When analyzing the bands, the scientists determined that the site’s summers are at least 2.2-3.6 degrees Fahrenheit warmer now than summers during the 18th, 19th and early 20th centuries. Additionally, rising temperatures are melting 60 times more snow on Mt. Hunter than at the start of Industrial Revolution 150 years ago.
The researchers concluded that the tropical Pacific Ocean, which is warming due to increased greenhouse gas emissions, is contributing to the unprecedented melting of Mt. Hunter’s glaciers.
Winski explained that warmer tropics lead to higher atmospheric pressures and more sunny days over the Alaska Range, which contributes to more glacial melting in the summer.
“This adds to the growing body of research showing that changes in the tropical Pacific can manifest in changes across the globe,” Luke Trusel, a glaciologist at Rowan University in Glassboro, New Jersey who was not involved with the study, said in a statement. “It’s adding to the growing picture that what we’re seeing today is unusual.”

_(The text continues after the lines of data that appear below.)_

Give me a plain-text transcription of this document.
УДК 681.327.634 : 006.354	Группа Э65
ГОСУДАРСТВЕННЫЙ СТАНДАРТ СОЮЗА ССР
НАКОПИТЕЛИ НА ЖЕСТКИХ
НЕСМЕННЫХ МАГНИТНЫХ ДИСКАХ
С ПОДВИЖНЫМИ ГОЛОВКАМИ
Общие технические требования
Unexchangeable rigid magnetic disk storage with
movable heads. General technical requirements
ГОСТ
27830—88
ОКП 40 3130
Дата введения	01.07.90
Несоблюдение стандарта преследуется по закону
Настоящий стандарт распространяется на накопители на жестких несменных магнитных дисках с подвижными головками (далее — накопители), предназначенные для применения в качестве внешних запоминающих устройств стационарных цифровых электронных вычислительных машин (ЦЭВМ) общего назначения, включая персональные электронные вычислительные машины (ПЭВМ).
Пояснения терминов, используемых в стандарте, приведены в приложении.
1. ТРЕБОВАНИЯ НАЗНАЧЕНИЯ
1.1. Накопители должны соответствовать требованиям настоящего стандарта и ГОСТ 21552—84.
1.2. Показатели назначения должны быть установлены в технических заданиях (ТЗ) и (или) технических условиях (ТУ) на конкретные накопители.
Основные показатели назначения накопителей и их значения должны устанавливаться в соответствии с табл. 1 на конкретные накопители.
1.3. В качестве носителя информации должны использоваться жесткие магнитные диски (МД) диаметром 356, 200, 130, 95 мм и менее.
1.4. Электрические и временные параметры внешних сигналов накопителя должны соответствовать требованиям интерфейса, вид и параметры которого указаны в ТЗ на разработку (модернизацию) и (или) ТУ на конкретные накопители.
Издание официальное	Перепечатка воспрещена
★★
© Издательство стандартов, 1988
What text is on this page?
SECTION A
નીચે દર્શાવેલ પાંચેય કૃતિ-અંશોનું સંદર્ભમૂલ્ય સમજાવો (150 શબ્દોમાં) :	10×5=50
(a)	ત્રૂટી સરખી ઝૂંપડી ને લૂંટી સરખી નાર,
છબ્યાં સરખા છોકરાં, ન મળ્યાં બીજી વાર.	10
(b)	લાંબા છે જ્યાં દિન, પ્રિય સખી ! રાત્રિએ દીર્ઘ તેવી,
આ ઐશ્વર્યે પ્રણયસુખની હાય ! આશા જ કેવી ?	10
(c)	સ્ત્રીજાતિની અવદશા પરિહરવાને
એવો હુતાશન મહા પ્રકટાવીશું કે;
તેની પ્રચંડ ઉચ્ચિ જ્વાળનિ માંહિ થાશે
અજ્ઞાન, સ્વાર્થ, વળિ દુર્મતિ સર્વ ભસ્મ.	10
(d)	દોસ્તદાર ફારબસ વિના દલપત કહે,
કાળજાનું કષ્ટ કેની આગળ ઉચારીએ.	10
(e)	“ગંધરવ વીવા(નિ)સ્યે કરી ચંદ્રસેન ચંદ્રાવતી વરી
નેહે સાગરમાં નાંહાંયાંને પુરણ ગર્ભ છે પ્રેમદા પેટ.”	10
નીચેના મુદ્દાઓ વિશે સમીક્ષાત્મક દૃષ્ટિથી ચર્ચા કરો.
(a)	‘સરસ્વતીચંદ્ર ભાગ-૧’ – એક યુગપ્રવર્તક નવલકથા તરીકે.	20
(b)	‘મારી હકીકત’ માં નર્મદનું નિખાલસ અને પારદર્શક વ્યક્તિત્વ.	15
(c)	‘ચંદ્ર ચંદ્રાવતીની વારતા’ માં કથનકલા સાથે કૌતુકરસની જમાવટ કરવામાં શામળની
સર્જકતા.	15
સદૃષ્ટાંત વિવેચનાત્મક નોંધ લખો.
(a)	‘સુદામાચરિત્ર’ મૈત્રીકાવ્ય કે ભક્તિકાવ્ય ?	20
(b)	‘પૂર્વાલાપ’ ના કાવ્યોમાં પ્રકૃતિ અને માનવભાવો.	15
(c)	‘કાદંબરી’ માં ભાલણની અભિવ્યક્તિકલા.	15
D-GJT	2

It is important to understand how mountain glaciers are affected by climate change because they provide fresh water to many communities and their melting can contribute to sea level rise, Winski noted.
“The natural climate system has changed since the onset of the anthropogenic era,” he said. “In the North Pacific, this means temperature and precipitation patterns are different today than they were during the preindustrial period.”